Slashdot Mirror

← Back to Stories (view on slashdot.org)

Opportunistic Encryption of IP traffic: FreeS/WAN 2.0

Posted by michael on from the fight-the-man dept.

Russ Nelson writes "Since 1996, John Gilmore has dreamed of an Internet where all traffic between cooperating sites is encrypted. He has supported the FreeS/WAN project which uses IPSEC to encrypt IP traffic on an opportunistic encrypting basis. The team has released Linux FreeS/WAN 2.00, their first release optimized for Opportunistic Encryption (OE). After installation, ZERO host configuration is required for OE! A Linux box running 2.00 will encrypt all IP packets to other OE capable boxes whenever possible, provided you publish a key and IPsec gateway information in DNS." Nice.

3 of 153 comments (clear)

  1. slow by Anonymous Coward · · Score: 0, Offtopic

    I've heard these systems are notoriously slow to encrypt the data depending on what is being encrypted. Is this true?

    PS. Where'd the icons for the front page stories go?

  2. Re: not sure you oppose govt. surveillance?? by King_TJ · · Score: 1, Offtopic

    Hey! You're never too old to realize trading freedom for security is a bad idea!

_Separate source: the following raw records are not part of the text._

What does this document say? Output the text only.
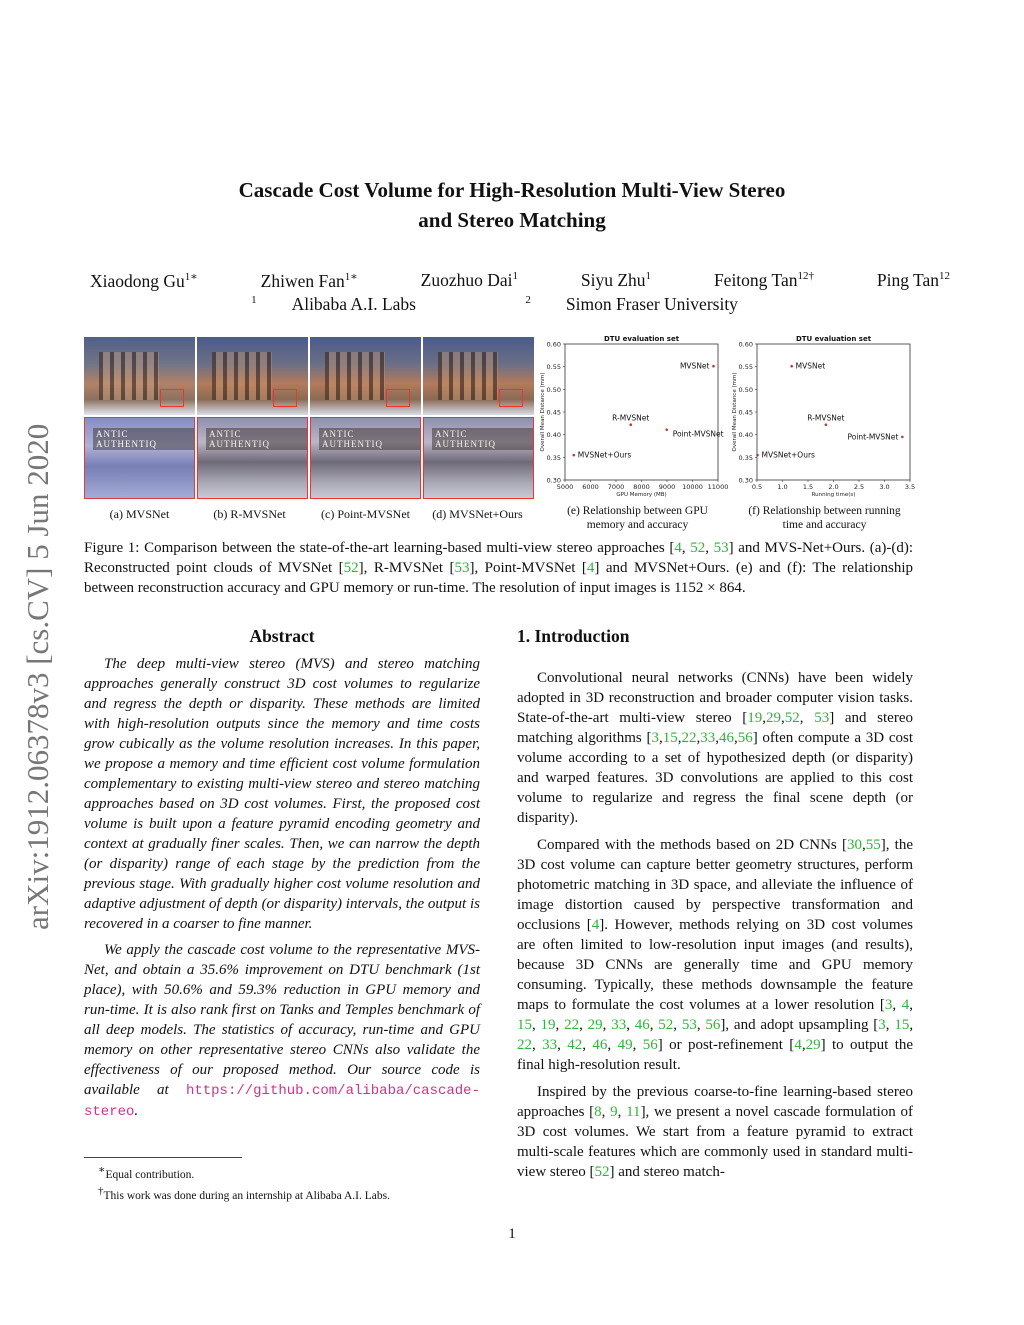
Cascade Cost Volume for High-Resolution Multi-View Stereo
and Stereo Matching
Xiaodong $Gu^{1∗}$	Zhiwen Fan$^{1∗}$	Zuozhuo Dai$^1$	Siyu Zhu$^1$	Feitong Tan$^{12\dagger}$	Ping Tan$^{12}$
$^1$ Alibaba A.I. Labs	$^2$ Simon Fraser University
arXiv:1912.06378v3 [cs.CV] 5 Jun 2020	ANTIC AUTHENTIQ
ANTIC AUTHENTIQ
ANTIC AUTHENTIQ
ANTIC AUTHENTIQ
(a) MVSNet	(b) R-MVSNet	(c) Point-MVSNet	(d) MVSNet+Ours
DTU evaluation set
0.30
0.35
0.40
0.45
0.50
0.55
0.60
5000 6000 7000 8000 9000 10000 11000
GPU Memory (MB)
Overall Mean Distance (mm)
MVSNet
R-MVSNet
Point-MVSNet
MVSNet+Ours
DTU evaluation set
0.30
0.35
0.40
0.45
0.50
0.55
0.60
0.5 1.0 1.5 2.0 2.5 3.0 3.5
Running time(s)
Overall Mean Distance (mm)
MVSNet
R-MVSNet
Point-MVSNet
MVSNet+Ours
(e) Relationship between GPU
memory and accuracy
(f) Relationship between running
time and accuracy
Figure 1: Comparison between the state-of-the-art learning-based multi-view stereo approaches [4, 52, 53] and MVS-Net+Ours. (a)-(d): Reconstructed point clouds of MVSNet [52], R-MVSNet [53], Point-MVSNet [4] and MVSNet+Ours. (e) and (f): The relationship between reconstruction accuracy and GPU memory or run-time. The resolution of input images is 1152 × 864.
Abstract

The deep multi-view stereo (MVS) and stereo matching approaches generally construct 3D cost volumes to regularize and regress the depth or disparity. These methods are limited with high-resolution outputs since the memory and time costs grow cubically as the volume resolution increases. In this paper, we propose a memory and time efficient cost volume formulation complementary to existing multi-view stereo and stereo matching approaches based on 3D cost volumes. First, the proposed cost volume is built upon a feature pyramid encoding geometry and context at gradually finer scales. Then, we can narrow the depth (or disparity) range of each stage by the prediction from the previous stage. With gradually higher cost volume resolution and adaptive adjustment of depth (or disparity) intervals, the output is recovered in a coarser to fine manner.

We apply the cascade cost volume to the representative MVS-Net, and obtain a 35.6% improvement on DTU benchmark (1st place), with 50.6% and 59.3% reduction in GPU memory and run-time. It is also rank first on Tanks and Temples benchmark of all deep models. The statistics of accuracy, run-time and GPU memory on other representative stereo CNNs also validate the effectiveness of our proposed method. Our source code is available at https://github.com/alibaba/cascade-stereo.

∗Equal contribution.
†This work was done during an internship at Alibaba A.I. Labs.
1. Introduction

Convolutional neural networks (CNNs) have been widely adopted in 3D reconstruction and broader computer vision tasks. State-of-the-art multi-view stereo [19,29,52, 53] and stereo matching algorithms [3,15,22,33,46,56] often compute a 3D cost volume according to a set of hypothesized depth (or disparity) and warped features. 3D convolutions are applied to this cost volume to regularize and regress the final scene depth (or disparity).

Compared with the methods based on 2D CNNs [30,55], the 3D cost volume can capture better geometry structures, perform photometric matching in 3D space, and alleviate the influence of image distortion caused by perspective transformation and occlusions [4]. However, methods relying on 3D cost volumes are often limited to low-resolution input images (and results), because 3D CNNs are generally time and GPU memory consuming. Typically, these methods downsample the feature maps to formulate the cost volumes at a lower resolution [3, 4, 15, 19, 22, 29, 33, 46, 52, 53, 56], and adopt upsampling [3, 15, 22, 33, 42, 46, 49, 56] or post-refinement [4,29] to output the final high-resolution result.

Inspired by the previous coarse-to-fine learning-based stereo approaches [8, 9, 11], we present a novel cascade formulation of 3D cost volumes. We start from a feature pyramid to extract multi-scale features which are commonly used in standard multi-view stereo [52] and stereo match-

1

    I'm against terrorism as much as the next guy, but let's look at the facts here. Government is never going to release official documents giving true statistics on how often interception of secure communications resulted in capture of a terrorist.

    Say they invade the privacy of 50,000 individuals, and mistakenly go after 25 people from this information. Finally, they get 2 terrorists. What do you think the news is going to say? I'd wager it'll trump up how "2 suspected terrorists were captured today, thanks to interception of emails between them and known Al Queida leaders."

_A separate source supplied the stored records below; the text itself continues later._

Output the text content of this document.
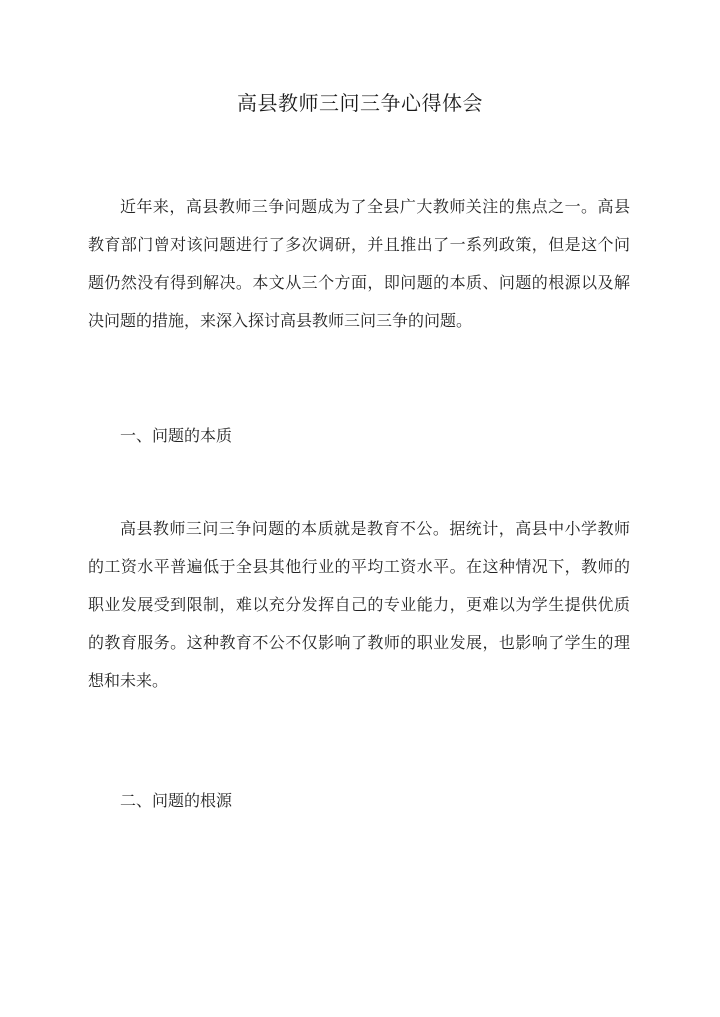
高县教师三问三争心得体会
近年来，高县教师三争问题成为了全县广大教师关注的焦点之一。高县教育部门曾对该问题进行了多次调研，并且推出了一系列政策，但是这个问题仍然没有得到解决。本文从三个方面，即问题的本质、问题的根源以及解决问题的措施，来深入探讨高县教师三问三争的问题。
一、问题的本质
高县教师三问三争问题的本质就是教育不公。据统计，高县中小学教师的工资水平普遍低于全县其他行业的平均工资水平。在这种情况下，教师的职业发展受到限制，难以充分发挥自己的专业能力，更难以为学生提供优质的教育服务。这种教育不公不仅影响了教师的职业发展，也影响了学生的理想和未来。
二、问题的根源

    It's not that you're receiving incorrect information/news. It's simply that it's filtered.

    In any case, I'm a firm believer in giving people the tools they need to accomplish a task, and letting them take charge of their own destinies. Opportunistic encryption is certainly a nice "tool" to add to the computer toolbox.

    Right now, the biggest problem we face with encryption tools is automatic suspicion we're doing "something bad/wrong" just because we use it. If it gets rolled into OS's as a default option, that silly argument vanishes.

  3. Re: IN DEMOCRATIQ IRAQ by Anonymous Coward · · Score: 0, Offtopic

    Opportunistic encr#!+"*ç+324 @¦#!!!